Posted by: Joseph Hertzlinger at April 12, 2007 4:22 PM

The juxtaposition of the two articles was most skillfully done.

Both the nostalgic Communist and the underlying refefence to the Gaia cult of the Nazis are joined by the theme of Anti-Yawehism on the part of Communists and Nazis and, of course, witches and queers of every description.

Nazi nature-worship was cut short by the exigencies of war, but their paganism is well known.

As for the irrelevancies of that aging Stalinst apologist, whose date with the reaper stands to cheat the justice of a Nguyen Ngoc Loan headache cure, we would just ask him how many aircraft carriers the "intellectual" Marxists have.

Posted by: Lou Gots at April 12, 2007 4:47 PM

Nazis were really more into the Norse Pantheon - You know "Thor! Odin!" than anything else.
But Hitler liked dogs, and Goering was into hunting, so nature preserves would help with that, conserving wildlands so that hunters and their dogs could continue.

Posted by: Mikey [TypeKey Profile Page] at April 12, 2007 5:33 PM

So does the fact (that Stalin and the Soviets obviously weren't "environmentalists") further twist the convoluted logic (used here to make contemporary "environmentalists" seem like Nazis) into even more self-deluded fanatic fantasy?
Wait a second, I forgot where I was. I guess you don't have to answer that question.

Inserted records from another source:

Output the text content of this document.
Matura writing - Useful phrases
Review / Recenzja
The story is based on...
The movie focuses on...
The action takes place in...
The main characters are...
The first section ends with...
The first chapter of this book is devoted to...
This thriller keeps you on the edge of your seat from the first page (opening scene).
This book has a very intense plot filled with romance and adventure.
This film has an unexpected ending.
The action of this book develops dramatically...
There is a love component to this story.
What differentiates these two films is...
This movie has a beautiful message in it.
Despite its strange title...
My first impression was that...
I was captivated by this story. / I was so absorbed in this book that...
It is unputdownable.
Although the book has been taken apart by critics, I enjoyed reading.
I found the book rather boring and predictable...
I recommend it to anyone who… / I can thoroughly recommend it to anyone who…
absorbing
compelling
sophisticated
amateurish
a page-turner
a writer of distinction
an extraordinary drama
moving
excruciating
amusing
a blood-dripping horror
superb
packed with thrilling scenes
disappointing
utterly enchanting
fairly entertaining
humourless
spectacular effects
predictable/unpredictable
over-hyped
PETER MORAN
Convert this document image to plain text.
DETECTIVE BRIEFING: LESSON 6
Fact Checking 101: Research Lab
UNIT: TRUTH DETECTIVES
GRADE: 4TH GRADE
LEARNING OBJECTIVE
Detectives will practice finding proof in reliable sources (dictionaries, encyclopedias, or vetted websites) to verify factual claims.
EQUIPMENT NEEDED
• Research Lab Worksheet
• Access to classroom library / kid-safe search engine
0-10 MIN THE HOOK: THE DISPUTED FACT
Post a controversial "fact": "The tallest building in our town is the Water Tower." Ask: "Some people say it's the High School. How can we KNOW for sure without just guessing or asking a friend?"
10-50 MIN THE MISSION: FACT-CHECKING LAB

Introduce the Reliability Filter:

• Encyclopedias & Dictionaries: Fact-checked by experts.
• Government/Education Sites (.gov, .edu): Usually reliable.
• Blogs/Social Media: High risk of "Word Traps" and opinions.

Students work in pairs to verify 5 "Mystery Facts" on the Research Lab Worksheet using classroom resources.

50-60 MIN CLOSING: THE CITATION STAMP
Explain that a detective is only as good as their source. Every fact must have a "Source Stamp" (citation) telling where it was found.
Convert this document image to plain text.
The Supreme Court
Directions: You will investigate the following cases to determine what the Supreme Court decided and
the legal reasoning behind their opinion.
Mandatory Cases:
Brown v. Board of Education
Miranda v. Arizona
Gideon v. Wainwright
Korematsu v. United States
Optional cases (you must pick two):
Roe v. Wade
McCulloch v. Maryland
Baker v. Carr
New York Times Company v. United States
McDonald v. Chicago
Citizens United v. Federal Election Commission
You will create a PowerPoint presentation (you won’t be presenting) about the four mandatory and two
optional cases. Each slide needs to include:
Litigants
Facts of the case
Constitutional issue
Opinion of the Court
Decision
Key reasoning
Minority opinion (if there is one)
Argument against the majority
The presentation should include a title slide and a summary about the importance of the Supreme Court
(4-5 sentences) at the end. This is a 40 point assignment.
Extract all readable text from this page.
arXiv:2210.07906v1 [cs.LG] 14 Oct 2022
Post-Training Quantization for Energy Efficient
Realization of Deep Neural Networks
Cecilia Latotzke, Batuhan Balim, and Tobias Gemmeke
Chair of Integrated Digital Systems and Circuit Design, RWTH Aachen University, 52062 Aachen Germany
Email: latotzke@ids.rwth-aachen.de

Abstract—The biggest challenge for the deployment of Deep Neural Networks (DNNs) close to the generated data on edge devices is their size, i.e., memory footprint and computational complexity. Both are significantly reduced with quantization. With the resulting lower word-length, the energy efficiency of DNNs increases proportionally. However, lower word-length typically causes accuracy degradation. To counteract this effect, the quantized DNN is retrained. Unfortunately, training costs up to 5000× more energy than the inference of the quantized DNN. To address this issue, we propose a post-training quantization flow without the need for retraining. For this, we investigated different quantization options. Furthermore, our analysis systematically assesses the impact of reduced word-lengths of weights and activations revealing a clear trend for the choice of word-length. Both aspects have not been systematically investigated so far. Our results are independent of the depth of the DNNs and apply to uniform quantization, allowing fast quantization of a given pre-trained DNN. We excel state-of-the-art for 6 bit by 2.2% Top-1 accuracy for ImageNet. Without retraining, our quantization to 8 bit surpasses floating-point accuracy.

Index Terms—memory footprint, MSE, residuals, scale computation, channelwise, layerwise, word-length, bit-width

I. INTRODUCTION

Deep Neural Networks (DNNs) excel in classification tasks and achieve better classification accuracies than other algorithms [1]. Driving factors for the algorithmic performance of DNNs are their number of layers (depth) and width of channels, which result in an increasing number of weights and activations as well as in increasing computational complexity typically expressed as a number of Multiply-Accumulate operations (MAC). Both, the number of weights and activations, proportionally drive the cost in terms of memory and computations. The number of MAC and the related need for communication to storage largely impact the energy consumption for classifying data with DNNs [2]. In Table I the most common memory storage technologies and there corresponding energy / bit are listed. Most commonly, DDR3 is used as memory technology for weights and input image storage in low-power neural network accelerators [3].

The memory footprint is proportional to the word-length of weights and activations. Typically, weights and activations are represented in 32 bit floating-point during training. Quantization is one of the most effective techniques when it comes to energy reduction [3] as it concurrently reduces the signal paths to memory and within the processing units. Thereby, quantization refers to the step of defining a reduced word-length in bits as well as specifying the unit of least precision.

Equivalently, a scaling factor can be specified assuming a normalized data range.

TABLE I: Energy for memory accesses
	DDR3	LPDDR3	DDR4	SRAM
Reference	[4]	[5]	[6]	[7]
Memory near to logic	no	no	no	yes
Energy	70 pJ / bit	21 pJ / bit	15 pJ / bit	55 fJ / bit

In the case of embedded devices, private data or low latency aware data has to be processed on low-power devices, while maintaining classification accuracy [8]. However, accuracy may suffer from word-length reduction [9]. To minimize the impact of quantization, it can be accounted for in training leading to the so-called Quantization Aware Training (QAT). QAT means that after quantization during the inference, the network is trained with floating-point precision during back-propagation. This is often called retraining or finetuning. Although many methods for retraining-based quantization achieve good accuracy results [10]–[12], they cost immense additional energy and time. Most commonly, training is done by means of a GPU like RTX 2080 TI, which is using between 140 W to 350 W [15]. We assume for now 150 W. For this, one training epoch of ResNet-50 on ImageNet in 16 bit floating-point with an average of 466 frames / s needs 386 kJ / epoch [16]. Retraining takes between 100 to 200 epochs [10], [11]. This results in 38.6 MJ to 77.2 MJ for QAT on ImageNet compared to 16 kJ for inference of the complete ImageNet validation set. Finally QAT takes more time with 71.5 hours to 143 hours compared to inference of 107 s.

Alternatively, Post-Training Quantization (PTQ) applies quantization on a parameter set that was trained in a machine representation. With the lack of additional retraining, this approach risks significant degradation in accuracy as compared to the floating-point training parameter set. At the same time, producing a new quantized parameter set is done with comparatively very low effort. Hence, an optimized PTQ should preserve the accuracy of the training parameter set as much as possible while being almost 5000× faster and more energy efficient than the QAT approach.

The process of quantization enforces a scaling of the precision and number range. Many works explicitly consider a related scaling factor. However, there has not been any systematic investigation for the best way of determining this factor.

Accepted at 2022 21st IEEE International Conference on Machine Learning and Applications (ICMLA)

Posted by: gupta at April 12, 2007 6:22 PM

At the risk of further Godwinning, the Nazis were also the first anti-smoking zealots.

Posted by: ted welter at April 12, 2007 7:34 PM

An intellectual is someone who has been educated beyond their intellegence.

And once their victory over the Bolsheviks was assured, the National Socialists planned to turn all of the Slavic east into a nature preseve for future Aryan generations, areas not unlike what Gaian dirt worshipers have imposed in the form of "Roadless Areas" on the American West. The latter, fortunately, didn't have to get rid of a bunch of Slavs to create their sacred paradises.

Soviets obviously weren't "environmentalists"

But like their National Socialist cousins, they worshiped an abstract ideal, in this case, "the workers", for which any and all actions were justified and permitted. That their policies did nothing to make "the workers" who survived the slaughters in their name from being better off was immaterial. All, including Gaian dirt-worshipers, trreat human beings as in the way, an annoyance to be removed on the road to paradise.

Posted by: Raoul Ortega at April 12, 2007 9:11 PM

Environmentalists aren't Nazis--they're the sort of folks who think environmentalism excuses Nazism or Bolshevism.

Posted by: oj at April 12, 2007 11:42 PM

News flash: A large body of intellectuals now oppose capitalism. Gosh, I must have slept through the period when intellectuals embraced it.

Posted by: erp [TypeKey Profile Page] at April 13, 2007 6:47 AM

Pedantic curmudgeon moment: Donner and Wotan, not Thor and Odin.